2021 September 17 · 18:04

I’ve read a lot of great books over the summer and now I have a huge amount of feedback to catch up with. Untidy Land Claire Fuller tells the story of 51 – year – old twins Jeanie and Julius, who still live with their mother in an isolated village until a sudden death forces them to face the harsh reality of life in the modern world and the truth lurking in the dark secrets of the family. . It’s a rather winding novel, often in a melancholy tone, but I really enjoyed Fuller’s rich descriptive prose, which captures the depressing atmosphere of the twins ’daily lives. “Unsettled Land” was shortlisted for this year’s Women’s Fiction Award, and while it’s no surprise that the judges won Susanna Clarke’s “Piranesi” last week, I think “Untidy Land” would have been a worthy winner as well, and I’ll definitely look for others Fuller’s novels.

Maybe I don’t belong here, David HarewoodMaybe I don’t belong here David Harewood is the story of a Homeland actor about his mental health disorder in his early 20s shortly after graduating from drama school, and the racism he experienced while growing up in the West Midlands in the 1970s and 1980s.
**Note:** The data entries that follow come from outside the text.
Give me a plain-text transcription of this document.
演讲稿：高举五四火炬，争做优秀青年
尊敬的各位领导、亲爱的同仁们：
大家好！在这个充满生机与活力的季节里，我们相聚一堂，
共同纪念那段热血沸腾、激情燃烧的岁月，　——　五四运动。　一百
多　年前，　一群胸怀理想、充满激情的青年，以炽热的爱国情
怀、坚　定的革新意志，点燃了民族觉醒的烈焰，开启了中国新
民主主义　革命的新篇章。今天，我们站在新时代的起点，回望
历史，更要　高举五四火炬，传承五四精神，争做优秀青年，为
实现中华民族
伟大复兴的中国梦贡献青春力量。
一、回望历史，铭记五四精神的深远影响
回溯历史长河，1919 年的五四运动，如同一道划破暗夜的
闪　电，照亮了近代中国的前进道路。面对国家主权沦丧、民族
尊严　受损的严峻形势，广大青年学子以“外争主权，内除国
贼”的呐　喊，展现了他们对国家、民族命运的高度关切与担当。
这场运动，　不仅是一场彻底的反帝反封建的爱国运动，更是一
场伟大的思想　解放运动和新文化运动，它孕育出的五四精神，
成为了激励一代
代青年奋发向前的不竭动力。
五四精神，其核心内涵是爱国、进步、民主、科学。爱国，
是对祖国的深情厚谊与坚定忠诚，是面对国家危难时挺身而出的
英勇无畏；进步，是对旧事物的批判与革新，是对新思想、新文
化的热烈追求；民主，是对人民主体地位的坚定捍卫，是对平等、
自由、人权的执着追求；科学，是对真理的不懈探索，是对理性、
The book follows the excellent documentary Harewood, made by the BBC a couple of years ago under the title Psychosis and Me, and sees him reflect on the impact of racism on mental health and identity in the most frightening of conditions. He was in the column twice during the illness and says, “I’m absolutely convinced that if I were in America when it collapsed, I would probably be dead.” Because of the racist exploitation he experienced as a child, he had a “black side and an English side,” and his fragmented sense of self and identity was evident in the nature of his failure, where the psychiatric report states, “The patient thinks he is two.” Harewood fully recovered and continued his successful career, making a documentary and making his medical notes on what happened during the illness obviously made a big impact on him.The informal and conversational style of Harewood is very engaging to read.Thank you very much Pan Macmillan for sending me a review copy via NetGalley.
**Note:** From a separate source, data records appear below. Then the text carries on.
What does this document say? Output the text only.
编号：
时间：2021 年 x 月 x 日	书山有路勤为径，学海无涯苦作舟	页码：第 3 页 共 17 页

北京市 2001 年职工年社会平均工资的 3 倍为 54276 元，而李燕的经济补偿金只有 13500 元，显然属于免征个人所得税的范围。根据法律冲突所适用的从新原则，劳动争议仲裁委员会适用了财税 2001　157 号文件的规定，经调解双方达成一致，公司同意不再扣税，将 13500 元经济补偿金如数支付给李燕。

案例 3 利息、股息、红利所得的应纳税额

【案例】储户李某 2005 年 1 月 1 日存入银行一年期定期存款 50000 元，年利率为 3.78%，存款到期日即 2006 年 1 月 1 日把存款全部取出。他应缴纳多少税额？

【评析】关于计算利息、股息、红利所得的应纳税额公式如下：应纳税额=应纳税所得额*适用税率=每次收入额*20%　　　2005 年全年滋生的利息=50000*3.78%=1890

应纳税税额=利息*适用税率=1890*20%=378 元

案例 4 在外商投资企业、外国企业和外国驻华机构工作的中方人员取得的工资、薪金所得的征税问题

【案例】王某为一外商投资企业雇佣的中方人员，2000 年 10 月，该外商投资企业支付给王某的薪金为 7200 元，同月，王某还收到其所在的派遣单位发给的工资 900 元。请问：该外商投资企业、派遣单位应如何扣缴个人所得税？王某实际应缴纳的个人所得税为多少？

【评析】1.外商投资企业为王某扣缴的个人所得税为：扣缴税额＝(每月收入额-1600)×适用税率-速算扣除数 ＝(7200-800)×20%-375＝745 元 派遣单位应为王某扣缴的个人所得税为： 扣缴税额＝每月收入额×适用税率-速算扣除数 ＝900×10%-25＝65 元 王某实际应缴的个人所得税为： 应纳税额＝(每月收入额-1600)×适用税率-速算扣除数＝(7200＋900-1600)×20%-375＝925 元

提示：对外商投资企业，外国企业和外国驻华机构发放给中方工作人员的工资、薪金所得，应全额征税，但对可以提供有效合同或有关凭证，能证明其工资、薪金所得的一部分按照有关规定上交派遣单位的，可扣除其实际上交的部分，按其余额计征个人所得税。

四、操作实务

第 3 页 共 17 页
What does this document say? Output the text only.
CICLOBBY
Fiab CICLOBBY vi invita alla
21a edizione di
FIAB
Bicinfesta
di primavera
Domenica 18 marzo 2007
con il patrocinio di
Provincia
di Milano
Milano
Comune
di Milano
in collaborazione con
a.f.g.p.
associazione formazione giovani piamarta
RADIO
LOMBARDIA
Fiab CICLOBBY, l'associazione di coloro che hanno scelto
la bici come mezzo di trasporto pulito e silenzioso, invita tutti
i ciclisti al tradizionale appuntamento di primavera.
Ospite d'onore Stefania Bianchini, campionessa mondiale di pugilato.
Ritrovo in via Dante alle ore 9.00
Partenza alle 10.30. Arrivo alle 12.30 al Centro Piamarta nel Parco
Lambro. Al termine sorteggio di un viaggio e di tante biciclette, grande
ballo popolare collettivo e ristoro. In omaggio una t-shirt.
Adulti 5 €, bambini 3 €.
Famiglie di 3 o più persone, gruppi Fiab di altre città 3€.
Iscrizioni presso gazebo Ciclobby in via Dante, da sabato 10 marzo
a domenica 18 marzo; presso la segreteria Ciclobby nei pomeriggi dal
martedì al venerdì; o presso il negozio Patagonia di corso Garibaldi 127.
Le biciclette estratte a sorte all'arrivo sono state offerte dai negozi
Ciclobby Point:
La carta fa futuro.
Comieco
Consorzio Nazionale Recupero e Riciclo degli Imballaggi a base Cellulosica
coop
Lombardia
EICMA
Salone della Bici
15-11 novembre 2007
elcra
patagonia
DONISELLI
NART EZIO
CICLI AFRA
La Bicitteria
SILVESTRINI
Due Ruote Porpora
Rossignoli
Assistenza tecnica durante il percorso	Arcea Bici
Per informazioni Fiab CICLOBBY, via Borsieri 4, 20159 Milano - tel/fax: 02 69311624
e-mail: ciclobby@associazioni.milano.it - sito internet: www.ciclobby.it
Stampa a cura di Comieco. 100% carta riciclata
Household Blessings to Jane IonsPublished by my favorite independent press Bluemoose Books earlier this year, Jane Ions household bliss and other calamities is a comic novel about a middle – aged woman named Sally Forth who took a break from her job as a high school English teacher. Her son Dan, having graduated from performing arts, has returned to live with her, and her daughter Laura has recently given birth to a baby and is shocked to learn how difficult it is. Ions ’novel was included in 2021. Comedy Women In Print award list and written with a very dry sense of humor. I particularly enjoyed the competitive upbringing dynamics between Sally and her friends, and the portrayal of maternal adult children reminded me a little of the BBC comedy Mama, whose main character, played by Lesley Manville, is not appreciated by almost anyone around her. Overall, it’s easy and fun to read.
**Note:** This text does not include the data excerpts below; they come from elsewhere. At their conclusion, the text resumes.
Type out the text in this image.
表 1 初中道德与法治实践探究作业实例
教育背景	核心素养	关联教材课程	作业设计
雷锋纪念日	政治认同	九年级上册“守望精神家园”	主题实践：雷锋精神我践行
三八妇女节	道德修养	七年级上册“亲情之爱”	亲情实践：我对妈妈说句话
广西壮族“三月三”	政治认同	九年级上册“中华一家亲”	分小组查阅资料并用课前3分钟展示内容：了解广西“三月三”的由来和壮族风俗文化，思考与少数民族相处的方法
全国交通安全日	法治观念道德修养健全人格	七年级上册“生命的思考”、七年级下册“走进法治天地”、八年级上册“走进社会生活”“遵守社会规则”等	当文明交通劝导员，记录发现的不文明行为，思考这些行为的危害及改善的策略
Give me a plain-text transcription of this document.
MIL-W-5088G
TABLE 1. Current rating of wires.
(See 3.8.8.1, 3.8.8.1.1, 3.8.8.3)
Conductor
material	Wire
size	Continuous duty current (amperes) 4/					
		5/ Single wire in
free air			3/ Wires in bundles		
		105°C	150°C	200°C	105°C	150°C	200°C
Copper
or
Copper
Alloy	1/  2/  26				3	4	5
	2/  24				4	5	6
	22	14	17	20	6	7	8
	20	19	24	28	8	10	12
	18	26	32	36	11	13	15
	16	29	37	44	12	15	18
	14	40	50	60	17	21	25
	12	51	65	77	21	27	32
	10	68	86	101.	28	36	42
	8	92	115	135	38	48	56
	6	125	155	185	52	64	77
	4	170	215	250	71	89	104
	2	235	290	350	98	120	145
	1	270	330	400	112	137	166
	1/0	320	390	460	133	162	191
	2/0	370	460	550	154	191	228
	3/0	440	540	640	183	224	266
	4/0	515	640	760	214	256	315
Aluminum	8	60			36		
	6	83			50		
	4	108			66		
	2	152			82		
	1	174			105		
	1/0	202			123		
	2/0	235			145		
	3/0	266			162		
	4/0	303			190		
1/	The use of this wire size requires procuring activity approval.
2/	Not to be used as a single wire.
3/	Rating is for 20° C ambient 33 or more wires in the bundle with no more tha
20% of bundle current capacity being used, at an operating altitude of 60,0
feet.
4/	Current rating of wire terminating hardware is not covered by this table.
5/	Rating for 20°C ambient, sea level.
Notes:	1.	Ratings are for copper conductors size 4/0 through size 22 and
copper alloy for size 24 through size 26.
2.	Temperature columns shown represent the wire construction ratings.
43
Chinese room Sunjeev SahotaSunjeev Sahota Chinese Room is the author’s third novel and is partly inspired by his own family history. In the village of Punjab in 1929. Mehar is one of three teenage girls married to three brothers, but they are not allowed to know which brother they are married to. Women work during the day in the family’s “porcelain room” away from their husbands, until at night their mother-in-law invites her to have a son in a dark room. Eventually, Mehar thinks he has figured out which brother is her husband, but this has dangerous consequences for her. Seventy years later, an unnamed Mehar’s grandson travels from England to India, first staying with his aunt and uncle, and later to the now abandoned farm where Mehar lived, and before starting university, he tries to get rid of his heroin addiction. Sahota subtly draws thematic connections between narratives, and Mehar’s story is stronger and more memorable. I liked Sahota’s second novel, The Year of Running. Was included in the Booker Award list, and I was a little surprised that China Room also didn’t make it to this list (I only read one other long-listed name) far away, so I can’t comment on the rest yet). Thank you so much to Random House, Vintage Books for sending me a copy of the review via NetGalley.